I asked. Sue answered, “I did shed a few tears immediately after Sharon died. Mixed emotions – mainly relief? Sadness for her situation – a life cut short in a split-second accident? And she died with strangers, not surrounded by loved ones, as it should be.”
Having fulfilled her duty, there was nothing more for Susan but to return home. She even managed to catch an earlier flight, unaware how this was upsetting plans put in motion by others. She was on the train back to Cardiff, texting her husband that because of all the Dyfed Powys Police attempts at intervention, she would visit the police station the next day. For her, the next day would come early.
At 5:30am, while it was still dark, there was a pounding on the door. Bobbie, their Terrier-Pug mix went berserk. Her husband went down to the door and called to his wife, “Sue, it’s the police.”
One of the two female officers said, “Do you know why we’re here?”
“Yes,” Susan replied while sitting down and inviting them to sit.
“No. You’re under arrest. We’re taking you to the Cardiff Bay Police Station.”
Outside were two police vans. One was waiting with its back doors open and a cage where Susan was to sit. Four male police officers came out of the second van to perform a search of their home. Susan’s husband asked, “Do you have a warrant?”
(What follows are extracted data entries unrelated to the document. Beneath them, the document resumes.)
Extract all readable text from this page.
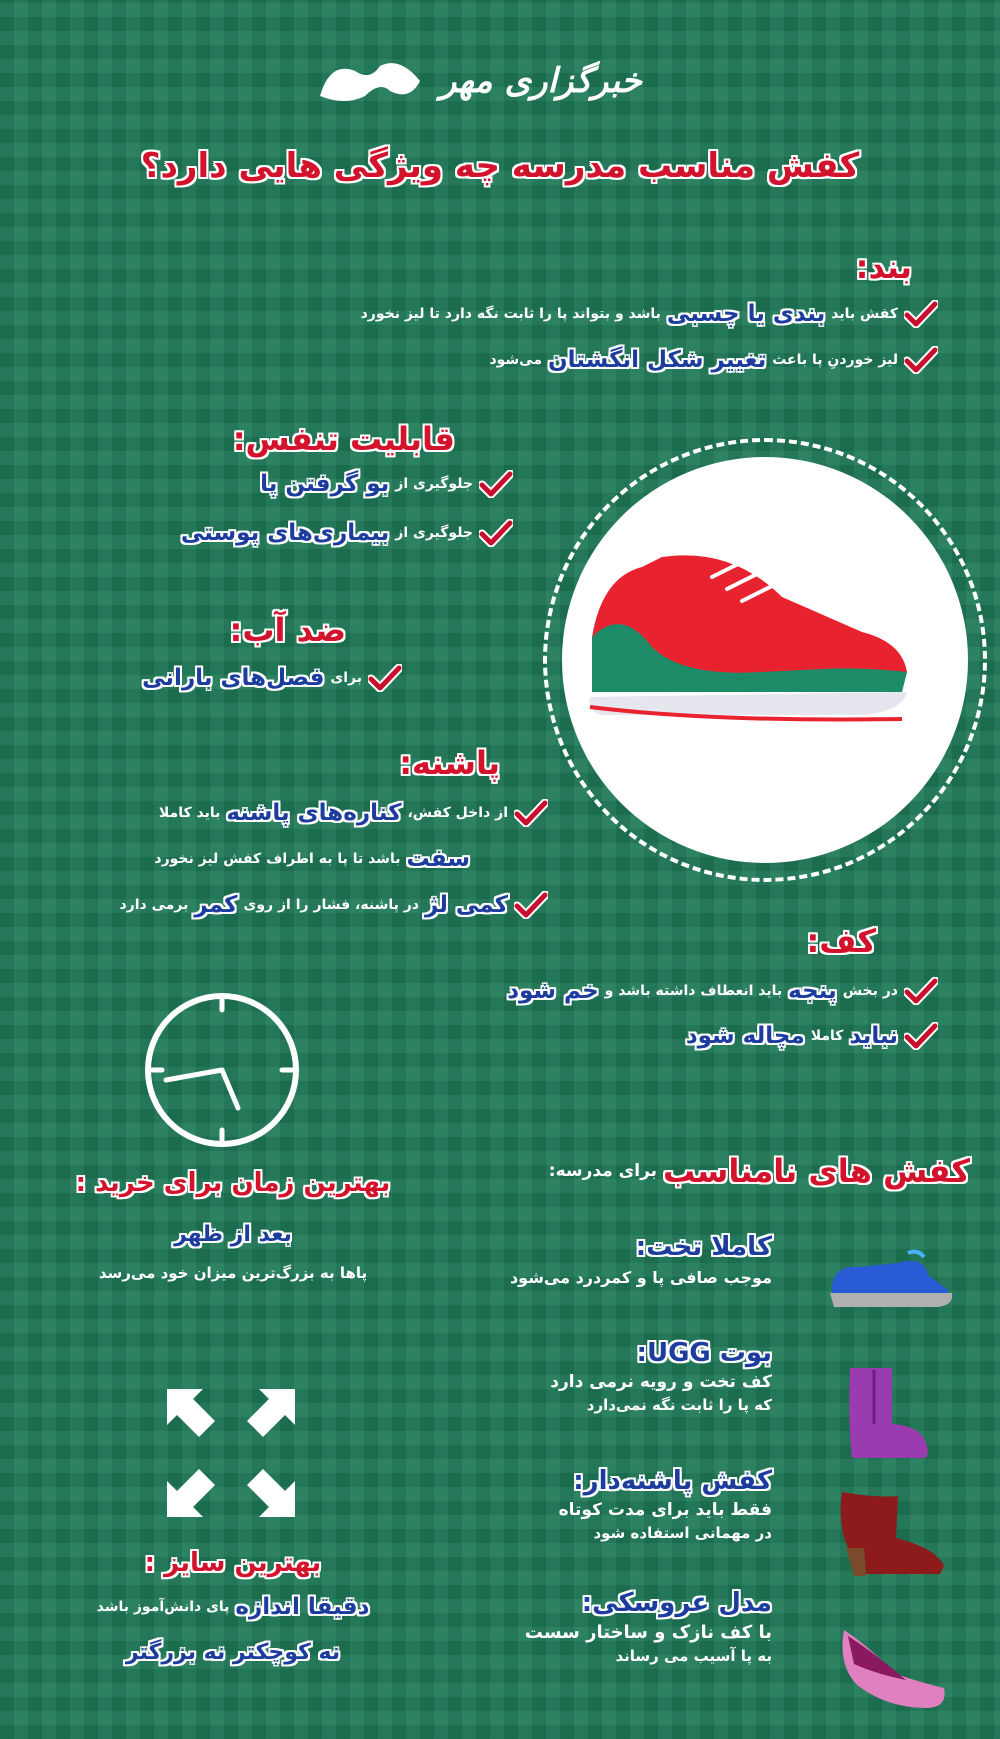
خبرگزاری مهر
کفش مناسب مدرسه چه ویژگی هایی دارد؟
بند:
کفش باید
بندی یا چسبی
باشد و بتواند پا را ثابت نگه دارد تا لیز نخورد
لیز خوردنِ پا باعث
تغییر شکل انگشتان
می‌شود
قابلیت تنفس:
جلوگیری از
بو گرفتن پا
جلوگیری از
بیماری‌های پوستی
ضد آب:
برای
فصل‌های بارانی
پاشنه:
از داخل کفش،
کناره‌های پاشنه
باید کاملا
سفت
باشد تا پا به اطراف کفش لیز نخورد
کمی لژ
در پاشنه، فشار را از روی
کمر
برمی دارد
کف:
در بخش
پنجه
باید انعطاف داشته باشد و
خم شود
نباید
کاملا
مچاله شود
بهترین زمان برای خرید :
بعد از ظهر
پاها به بزرگ‌ترین میزان خود می‌رسد
بهترین سایز :
دقیقا اندازه
پای دانش‌آموز باشد
نه کوچکتر نه بزرگتر
کفش های نامناسب
برای مدرسه:
کاملا تخت:
موجب صافی پا و کمردرد می‌شود
بوت UGG:
کف تخت و رویه نرمی دارد
که پا را ثابت نگه نمی‌دارد
کفش پاشنه‌دار:
فقط باید برای مدت کوتاه
در مهمانی استفاده شود
مدل عروسکی:
با کف نازک و ساختار سست
به پا آسیب می رساند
“We don’t need one for this category of crime.” Susan’s act of compassion fell in the same category as murder, manslaughter, and terrorism. They spent four hours in their search taking her laptop, tablet, documents from her work as a Humanist Celebrant that they found in the shredding sack, and several of her husband’s devices as well.
At Cardiff Bay Station, the officer in charge was sympathetic, saying, “You’re not used to this kind of thing, are you?” Why should she be, having spent her life striving to be uncommonly moral? She was to spend nineteen hours in a cell. What she didn’t know was the police had intended to intercept her at Heathrow, but she wasn’t on the expected flight.
She was questioned by a harsh female inquisitor who tried to uncover Susan’s motive, such as what benefits she was expecting from the death of Sharon. For Susan, there was no benefit. She willingly sacrificed her time and energy. Now her sacrifice included time in a police cell. However, there were officers who went out of their way to see she was comfortable, even going so far as to be apologetic, that they saw this as unfair to her and wondered who put this travesty into motion, but they had their orders to obey. Resigned to her situation, but increasingly frustrated by the growing length of her incarceration, at one point she began feeling claustrophobic. She practiced mindfulness to calm herself.
She was released “pending investigation,” wondering if she would have to go to court and face a custodial sentence. They telephoned her husband after midnight to come and collect her, but in his anxiety, he had consumed too much wine to drive. The interviewing detectives dropped her off at home en route back to Dyfed Powys Headquarters in Carmarthen.
For six and a half months she had to go without the tools of her vocation, the seized devices. In late August, the case was closed due to “evidential difficulties”. In September, she was allowed to retrieve her possessions, which were being kept in Carmarthen.
Susan and her husband Rod are my friends. I invited them to lunch at the Discovery Inn to learn more about Susan’s story, and because the Discovery Inn allows dogs. Bobbie joined us for lunch. Bobbie and I became immediate friends. Bobbie was well-behaved. So were Susan and Rod. They are decent people who are dedicated to the humane treatment of animals, including humans.